Publications

Osborne, A.R., Resio, D.T., Costa, A., Ponce de Leon, S. and Chirivi, E. (2019), “Highly Nonlinear Wind Waves in Currituck Sound: Dense Breather Turbulence in Random Ocean Waves”, Ocean Dynamics, Vol. 69(2), pp. 187-219

We analyze surface wave data taken in Currituck Sound, North Carolina, during a storm on 4 February 2002. Our focus is on the application of nonlinear Fourier analysis (NLFA) methods (Osborne 2010) to analyze the data set: The approach spectrally decomposes a nonlinear wave field into sine waves, Stokes waves, and phase-locked Stokes waves otherwise known as breather trains.
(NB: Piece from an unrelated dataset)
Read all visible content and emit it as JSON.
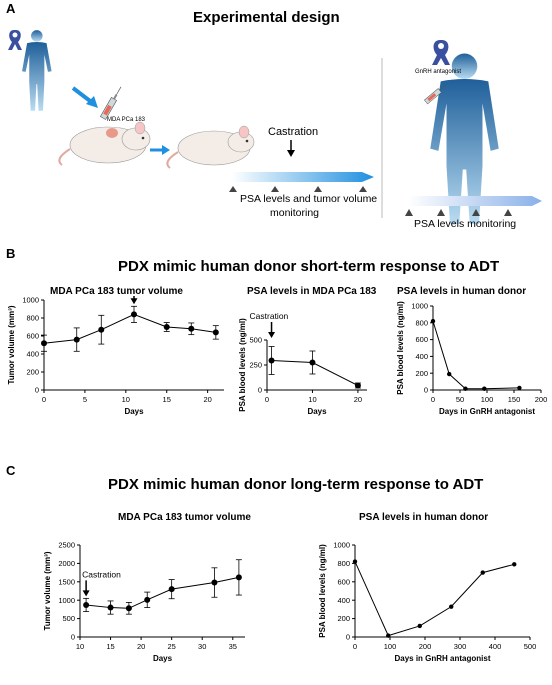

Breathers are nonlinear beats, or packets which “breathe” up and down smoothly over cycle times of minutes to hours. The maximum amplitudes of the packets during the cycle have a largest central wave whose properties are often associated with the study of “rogue waves.” The mathematical physics of the nonlinear Schr¨odinger (NLS) equation is assumed and the methods of algebraic geometry are applied to give the nonlinear spectral representation. The distinguishing characteristic of the NLFA method is its ability to spectrally decompose a time series into its nonlinear coherent structures (Stokes waves and breathers) rather than just sine waves. This is done by the implementation of multidimensional, quasiperiodic Fourier series, rather than ordinary Fourier series.